Image copyright © by Marcus Trahan

The Polar Express


I’ve been to several IMAX shows, but they had all been in settings like museums or world’s fairs, and they weren’t feature-length general release films like this one. Lee and I saw it together, and we’re not sure where it was, but I’m thinking it may have been in or around San Jose when we also visited the Winchester Mystery House. I was wondering how it would hold up, tech-wise, after sixteen years. The answer is: Mostly better than I expected. Mostly.

Robert Zemeckis is one of those directors, like James Cameron, who gravitates toward high-tech special effects and CGI. True, he has helmed films like Cast Away and Forrest Gump, but I associate him more with Death Becomes Her, Beowulf, and Jim Carrey’s A Christmas Carol. The Polar Express had a staggering budget of $165,000,000, pretty expensive for 2004. Nine years earlier Toy Story had become the first all computer-animated film. This was the first all motion-capture animation. The actors wore suits and facial masks that told the computer what they were doing. It’s common today, but pretty revolutionary back then. Tom Hanks played the train conductor, a strange hobo, and Santa Claus.

And the CGI holds up well, mostly. It is deeply detailed. Zemeckis was in love with the fact that, with CGI sets, he could move the “camera” with total freedom, so he gets a lot of zooms and dissolves and odd angles. Mostly they work (mostly) though sometimes they are a bit distracting. RZ was also addicted to roller coaster rides, which I tend to like, but maybe the six or seven of them we are seated on were a bit much. But I know that when you’re making a 3D movie, thrill rides are expected. Where it needs work was in the area that is called the “uncanny valley.” That’s a term for the cognitive dissonance that can happen when a human face or figure is somehow … just not right. We accept the humans in Toy Story because they are in an obvious cartoon. In film like this one, where they are striving for real human faces, the “off-ness” can cause people to react badly.

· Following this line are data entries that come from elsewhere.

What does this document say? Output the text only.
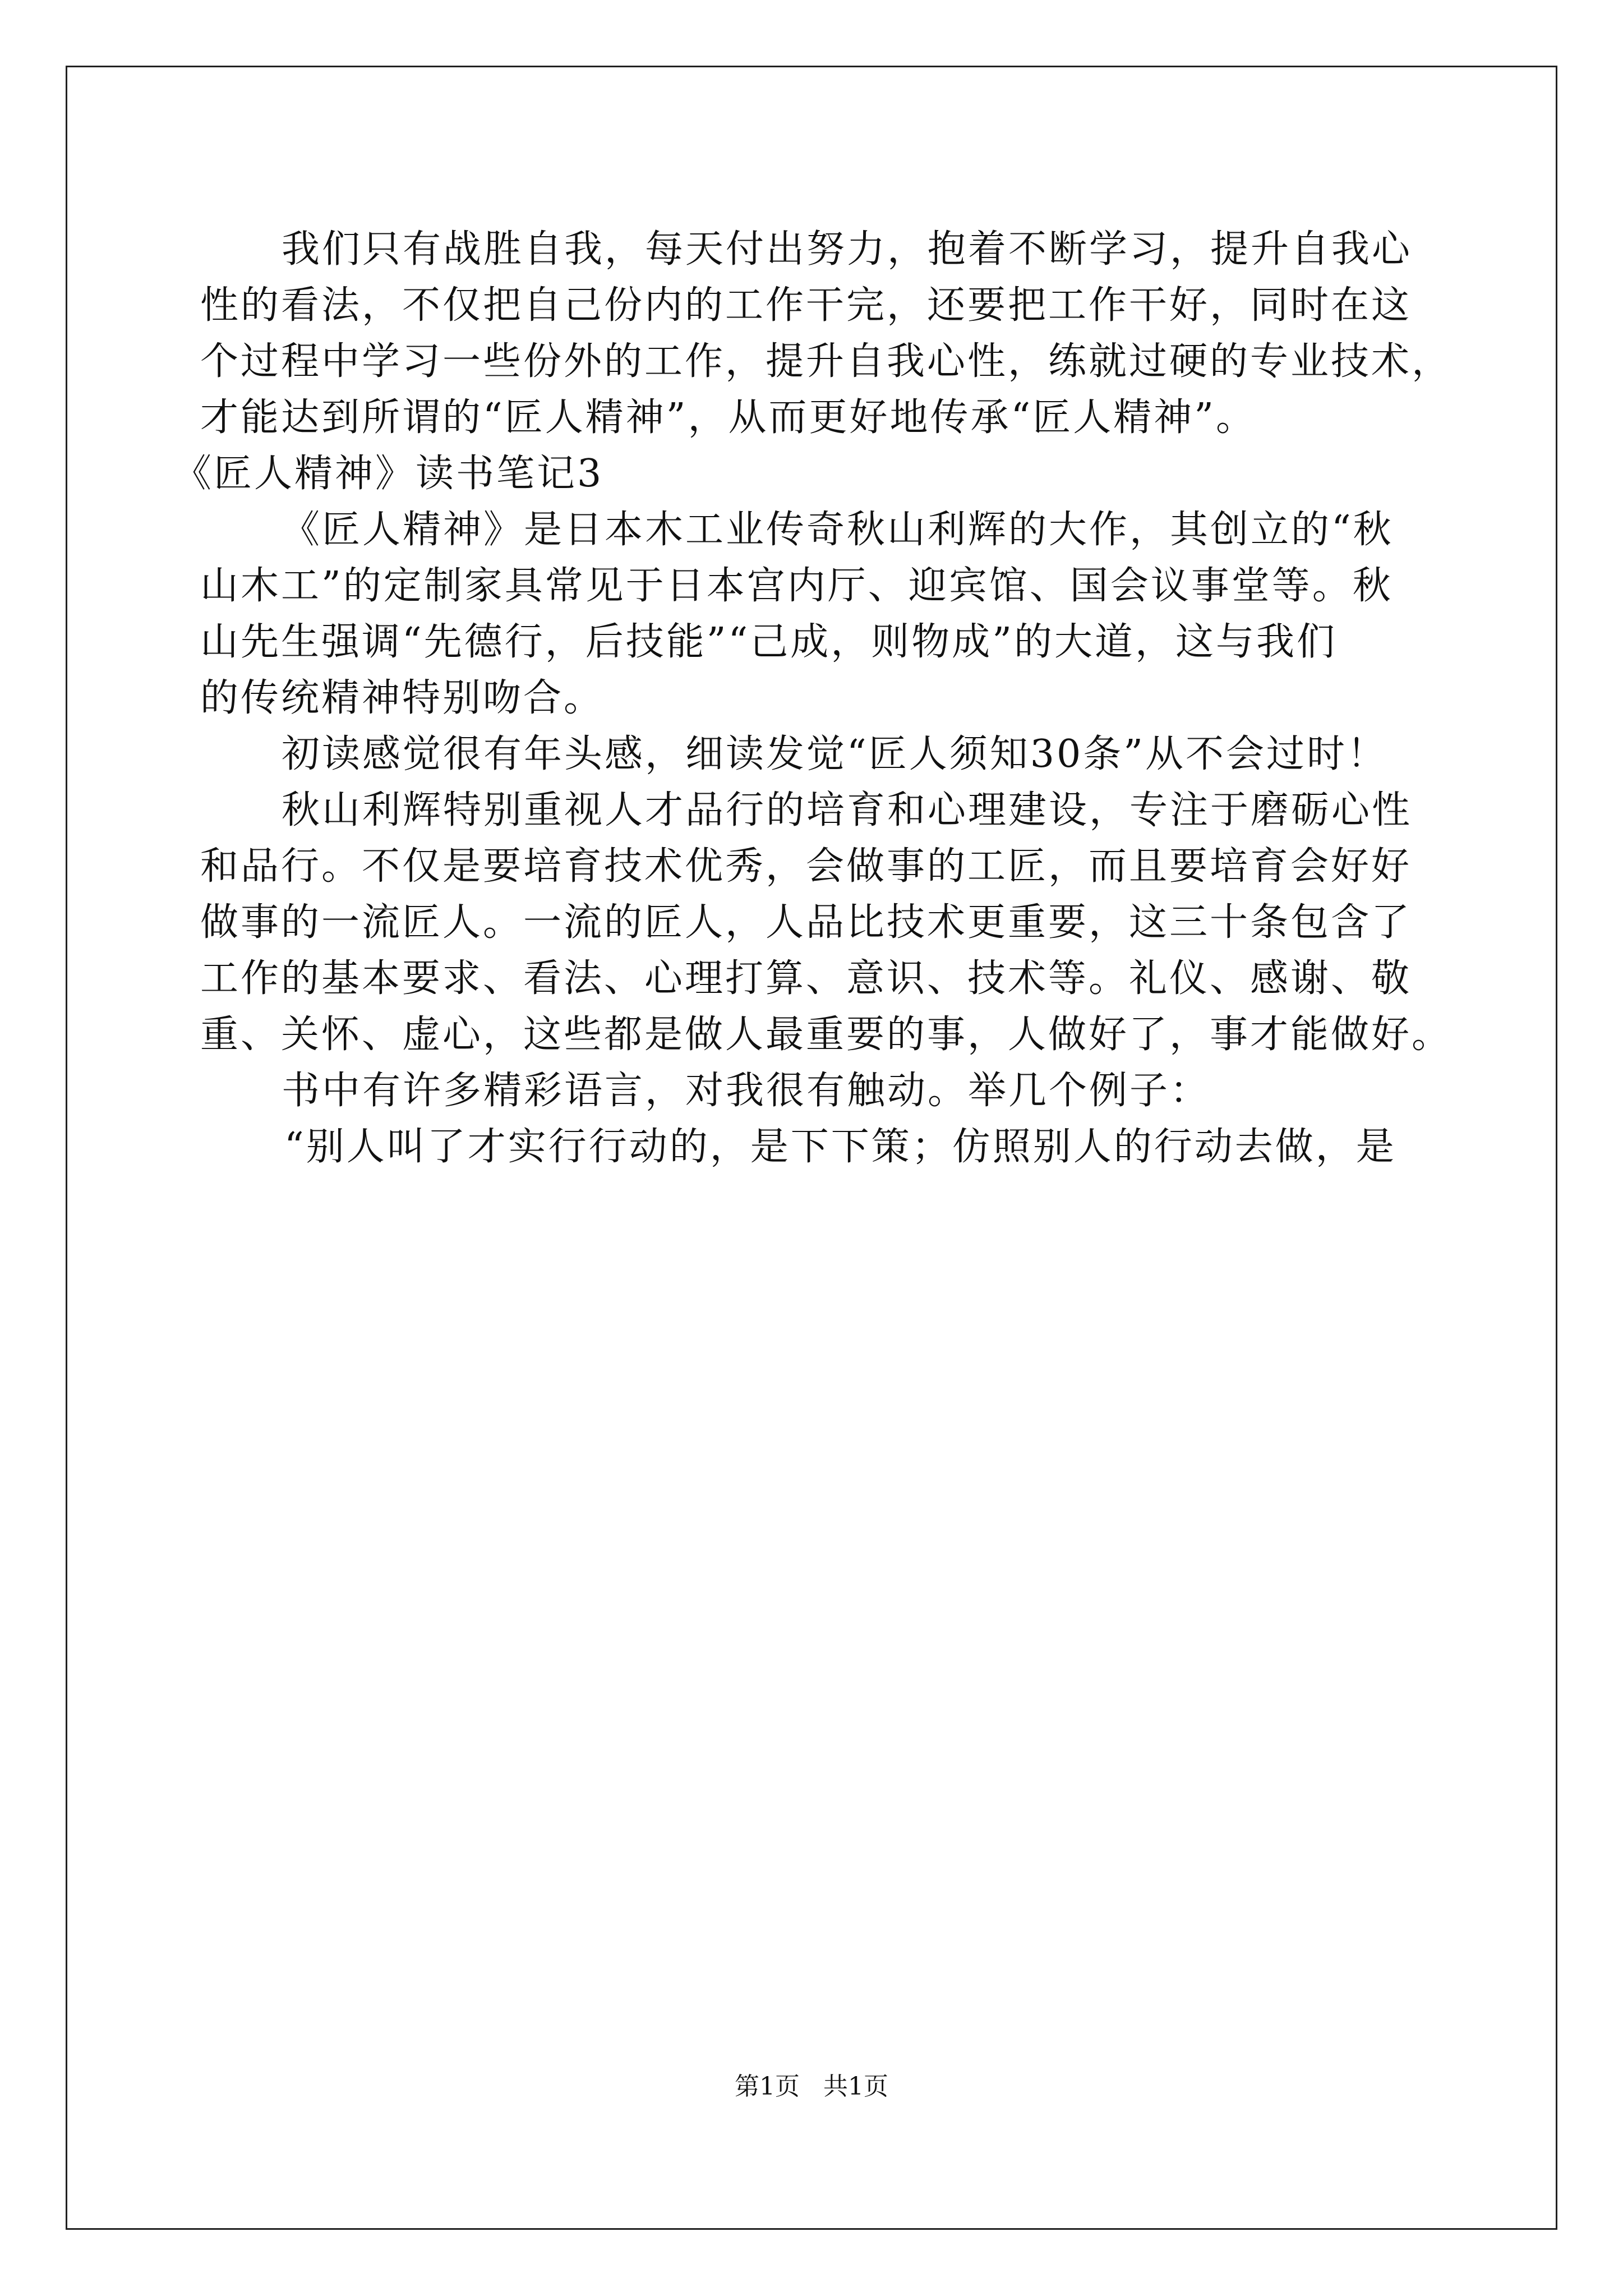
我们只有战胜自我，每天付出努力，抱着不断学习，提升自我心
性的看法，不仅把自己份内的工作干完，还要把工作干好，同时在这
个过程中学习一些份外的工作，提升自我心性，练就过硬的专业技术，
才能达到所谓的“匠人精神”，从而更好地传承“匠人精神”。
《匠人精神》读书笔记3
《匠人精神》是日本木工业传奇秋山利辉的大作，其创立的“秋
山木工”的定制家具常见于日本宫内厅、迎宾馆、国会议事堂等。秋
山先生强调“先德行，后技能”“己成，则物成”的大道，这与我们
的传统精神特别吻合。
初读感觉很有年头感，细读发觉“匠人须知30条”从不会过时！
秋山利辉特别重视人才品行的培育和心理建设，专注于磨砺心性
和品行。不仅是要培育技术优秀，会做事的工匠，而且要培育会好好
做事的一流匠人。一流的匠人，人品比技术更重要，这三十条包含了
工作的基本要求、看法、心理打算、意识、技术等。礼仪、感谢、敬
重、关怀、虚心，这些都是做人最重要的事，人做好了，事才能做好。
书中有许多精彩语言，对我很有触动。举几个例子：
“别人叫了才实行行动的，是下下策；仿照别人的行动去做，是
第1页   共1页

A lot of people complained about that. I found it weird, myself, but quickly adjusted to it. I don’t think they were actually trying to make believable characters anyway, since the artwork was based on illustrations from a book. These days, of course, it is possible to get the skin, and the mouth, and everything else totally indistinguishable from reality.

So what about the story? Well, it contains four things that I have always liked: animation, Christmas, choo-choos, and Tom Hanks, so how bad could it be? Not bad at all. The train engine is patterned after an actual 2-8-4 pufferbilly, a Pere Marquette 1225, and it’s a marvel. It doesn’t get too saccharine at the end, and it contains some darker elements than most Christmas fare, though not dark enough to put anyone off. In fact, when the DVD was starting I realized that it had been quite a while since we had seen a G rating screen at the top.